Judge denies injunction to stop Meadowcreek Parkway

The City of Charlottesville and the Virginia Department of Transportation nominally won in a circuit court hearing last week over a motion for a preliminary injunction to stop the Meadowcreek Parkway, but the victory may be pyrrhic depending on what Judge Jay Swett decides during a May 19 hearing over the merits.

 

Meadowcreek Parkway opponents tried to get a judge to stop work on this parcel off Melbourne Road, which used to be a softball field. VDOT said a stoppage would cost $20,000 daily.

Though Swett denied the injunction filed by the Coalition to Preserve McIntire Park that would have halted work immediately on the Albemarle County portion of the Meadowcreek Parkway (MCP), he found that the group has standing to bring suit and will hear the merits of the case.

“That is wide open,” said Swett, referring to the merits, where there is little case law to guide the court’s decision. “Basically, we are on new ground.”

The Coalition to Preserve McIntire Park, a loosely defined group that includes longtime MCP foes Rich Collins, Stratton Salidis and Peter Kleeman, contends that the city illegally granted VDOT easements for the road. Those easements are on a parcel that had been a softball field used by Charlottesville High School, but the city voted 3-2 in June 2008 to grant VDOT the easements. A deed was recorded in January; VDOT paid the city $43,120 for the perpetual right and easement across nine acres. The Coalition argues that that transfer was as a sale, and therefore required a three-fourths majority.

During the hearing, Swett politely but unflinchingly grilled each attorney, turning the courtroom into a de facto law school class as the lawyers stumbled in their replies to get at the issues. In the end, he ruled that at this point, with full-blown construction going on at the site, an injunction wouldn’t be meaningful and the $20,000 per day cost it would levy on VDOT (and ultimately on taxpayers) was too much.

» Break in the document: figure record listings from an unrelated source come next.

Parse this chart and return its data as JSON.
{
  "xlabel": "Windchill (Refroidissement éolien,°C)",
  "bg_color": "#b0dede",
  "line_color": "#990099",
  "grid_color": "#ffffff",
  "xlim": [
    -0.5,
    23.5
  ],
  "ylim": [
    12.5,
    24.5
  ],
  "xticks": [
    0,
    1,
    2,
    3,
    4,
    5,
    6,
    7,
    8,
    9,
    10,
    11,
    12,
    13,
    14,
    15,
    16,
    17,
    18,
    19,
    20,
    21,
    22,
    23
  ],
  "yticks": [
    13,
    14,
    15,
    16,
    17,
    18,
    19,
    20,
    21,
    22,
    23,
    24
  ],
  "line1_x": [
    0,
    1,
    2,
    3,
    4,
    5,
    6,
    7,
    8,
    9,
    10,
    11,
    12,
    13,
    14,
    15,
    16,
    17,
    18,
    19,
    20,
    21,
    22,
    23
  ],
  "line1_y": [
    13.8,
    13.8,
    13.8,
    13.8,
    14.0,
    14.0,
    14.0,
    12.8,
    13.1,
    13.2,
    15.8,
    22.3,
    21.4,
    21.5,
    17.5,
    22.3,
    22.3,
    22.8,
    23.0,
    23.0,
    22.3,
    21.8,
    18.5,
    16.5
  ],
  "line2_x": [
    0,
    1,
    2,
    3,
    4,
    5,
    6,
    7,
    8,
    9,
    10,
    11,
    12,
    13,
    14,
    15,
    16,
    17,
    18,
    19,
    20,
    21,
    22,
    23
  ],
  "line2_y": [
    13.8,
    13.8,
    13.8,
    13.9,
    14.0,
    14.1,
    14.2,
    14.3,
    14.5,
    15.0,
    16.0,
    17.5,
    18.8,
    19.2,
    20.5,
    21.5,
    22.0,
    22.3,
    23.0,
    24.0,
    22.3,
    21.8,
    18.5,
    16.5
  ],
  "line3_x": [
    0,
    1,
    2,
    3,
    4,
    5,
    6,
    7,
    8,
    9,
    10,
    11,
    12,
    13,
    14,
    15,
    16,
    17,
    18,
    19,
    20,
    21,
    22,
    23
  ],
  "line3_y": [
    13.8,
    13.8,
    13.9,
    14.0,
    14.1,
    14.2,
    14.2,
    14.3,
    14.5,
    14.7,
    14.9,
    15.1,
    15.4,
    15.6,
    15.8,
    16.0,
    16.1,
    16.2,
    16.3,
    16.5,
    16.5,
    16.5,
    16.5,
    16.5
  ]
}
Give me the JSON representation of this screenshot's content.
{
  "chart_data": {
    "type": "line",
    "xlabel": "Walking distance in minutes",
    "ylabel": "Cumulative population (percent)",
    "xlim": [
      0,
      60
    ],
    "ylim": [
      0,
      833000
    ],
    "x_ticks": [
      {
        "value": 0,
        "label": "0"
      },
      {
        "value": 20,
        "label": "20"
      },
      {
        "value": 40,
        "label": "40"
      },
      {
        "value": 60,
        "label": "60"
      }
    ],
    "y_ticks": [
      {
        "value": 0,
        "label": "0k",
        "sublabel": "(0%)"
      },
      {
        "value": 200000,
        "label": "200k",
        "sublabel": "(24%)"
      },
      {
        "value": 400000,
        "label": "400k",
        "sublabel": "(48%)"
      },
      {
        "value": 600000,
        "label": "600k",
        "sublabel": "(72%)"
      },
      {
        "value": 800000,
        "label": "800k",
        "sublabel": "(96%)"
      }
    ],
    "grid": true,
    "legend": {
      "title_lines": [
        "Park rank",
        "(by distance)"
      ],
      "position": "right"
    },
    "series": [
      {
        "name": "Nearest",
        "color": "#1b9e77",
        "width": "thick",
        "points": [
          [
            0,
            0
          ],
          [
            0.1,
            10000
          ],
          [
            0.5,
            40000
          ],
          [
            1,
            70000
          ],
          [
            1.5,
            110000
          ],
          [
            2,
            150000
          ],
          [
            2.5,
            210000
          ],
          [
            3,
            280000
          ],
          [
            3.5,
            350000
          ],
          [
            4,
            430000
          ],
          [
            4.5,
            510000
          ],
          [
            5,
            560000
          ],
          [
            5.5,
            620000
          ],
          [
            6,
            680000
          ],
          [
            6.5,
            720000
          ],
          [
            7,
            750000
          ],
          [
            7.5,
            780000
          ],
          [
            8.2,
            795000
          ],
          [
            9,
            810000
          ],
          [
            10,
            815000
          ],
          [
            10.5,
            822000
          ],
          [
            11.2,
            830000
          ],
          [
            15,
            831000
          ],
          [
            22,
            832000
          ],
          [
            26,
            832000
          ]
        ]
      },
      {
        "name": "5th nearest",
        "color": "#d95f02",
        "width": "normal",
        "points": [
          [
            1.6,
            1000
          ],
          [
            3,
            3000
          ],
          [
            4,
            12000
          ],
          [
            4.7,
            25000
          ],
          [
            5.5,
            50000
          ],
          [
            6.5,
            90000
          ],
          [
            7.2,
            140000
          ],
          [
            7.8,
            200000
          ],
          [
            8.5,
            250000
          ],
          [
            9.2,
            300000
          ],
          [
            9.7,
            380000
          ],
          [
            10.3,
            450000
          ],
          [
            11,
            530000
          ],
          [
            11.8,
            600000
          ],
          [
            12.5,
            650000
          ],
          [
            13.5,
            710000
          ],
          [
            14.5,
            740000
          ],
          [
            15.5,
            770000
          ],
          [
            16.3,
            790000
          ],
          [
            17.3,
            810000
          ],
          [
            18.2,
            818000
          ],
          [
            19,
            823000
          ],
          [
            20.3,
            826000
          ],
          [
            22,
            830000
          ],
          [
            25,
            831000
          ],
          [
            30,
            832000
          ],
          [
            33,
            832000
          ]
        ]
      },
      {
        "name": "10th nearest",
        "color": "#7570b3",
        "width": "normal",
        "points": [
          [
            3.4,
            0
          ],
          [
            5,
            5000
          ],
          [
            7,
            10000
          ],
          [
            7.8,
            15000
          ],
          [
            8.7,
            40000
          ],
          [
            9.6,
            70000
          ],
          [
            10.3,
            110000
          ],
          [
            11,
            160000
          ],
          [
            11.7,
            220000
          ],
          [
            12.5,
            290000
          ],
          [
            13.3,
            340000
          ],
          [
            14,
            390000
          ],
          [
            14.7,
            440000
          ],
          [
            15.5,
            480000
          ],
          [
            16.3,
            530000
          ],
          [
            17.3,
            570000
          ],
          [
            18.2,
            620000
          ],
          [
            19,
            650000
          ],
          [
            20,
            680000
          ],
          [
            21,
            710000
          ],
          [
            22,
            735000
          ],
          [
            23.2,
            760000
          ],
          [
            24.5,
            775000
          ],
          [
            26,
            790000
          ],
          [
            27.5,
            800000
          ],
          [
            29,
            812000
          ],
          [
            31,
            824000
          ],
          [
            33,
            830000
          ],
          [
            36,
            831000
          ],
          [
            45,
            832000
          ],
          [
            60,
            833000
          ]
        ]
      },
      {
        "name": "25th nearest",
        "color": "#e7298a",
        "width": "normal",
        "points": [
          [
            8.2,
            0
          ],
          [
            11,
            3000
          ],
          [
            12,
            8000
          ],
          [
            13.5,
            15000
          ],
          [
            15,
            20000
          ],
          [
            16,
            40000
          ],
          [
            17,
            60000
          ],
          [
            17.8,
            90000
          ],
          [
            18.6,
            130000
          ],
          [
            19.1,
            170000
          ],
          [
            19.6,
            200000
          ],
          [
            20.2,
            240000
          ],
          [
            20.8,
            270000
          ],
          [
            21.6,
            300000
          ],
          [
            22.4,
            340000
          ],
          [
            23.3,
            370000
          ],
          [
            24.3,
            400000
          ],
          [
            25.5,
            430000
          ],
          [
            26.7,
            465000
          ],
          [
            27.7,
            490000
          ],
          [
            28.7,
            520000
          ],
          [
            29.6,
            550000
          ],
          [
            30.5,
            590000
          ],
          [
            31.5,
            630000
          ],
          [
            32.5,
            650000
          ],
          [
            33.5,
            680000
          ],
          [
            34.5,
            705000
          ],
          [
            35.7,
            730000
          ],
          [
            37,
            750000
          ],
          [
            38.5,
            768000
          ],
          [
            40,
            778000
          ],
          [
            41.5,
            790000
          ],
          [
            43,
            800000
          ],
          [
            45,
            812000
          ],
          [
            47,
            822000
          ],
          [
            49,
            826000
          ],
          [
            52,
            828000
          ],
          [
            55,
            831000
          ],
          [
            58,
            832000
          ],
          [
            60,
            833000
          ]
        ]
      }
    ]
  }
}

“The harm has been done already,” Swett said, wondering why the suit wasn’t filed many months before work began.
That decision didn’t deter MCP opponents. “I don’t really feel like this is a loss,” Kleeman, who took the stand along with Collins, Salidis and John Cruickshank, told C-VILLE afterwards. “It’s a good airing of the issue, and I just hope that the issue is really taken fairly and on its merits totally.”

Kleeman admitted that “most of the damage has been done. We were screwed by the calendar more than anything else. Once the deed was filed and we discovered it, I think we were pretty prompt at getting together a claim.”

City Attorney Craig Brown challenged the ability of the Coalition to Preserve McIntire Park to bring suit, pointing out that the Coalition—which struggled to define its membership—didn’t have group hiking trips or softball games on the land in question. Though Swett ruled in favor of the Coalition, he warned that his decision would likely be challenged on appeal.

But that might not matter for the Coalition, which thinks it has other ways to stop the Meadowcreek Parkway. If it can’t get enough pressure on City Councilor Julian Taliaferro—who is facing a primary battle for re-election and who, despite previous votes for the road, has recently made waffling comments on the MCP—the Coalition will likely pursue legal action on the two city segments of the Meadowcreek Parkway.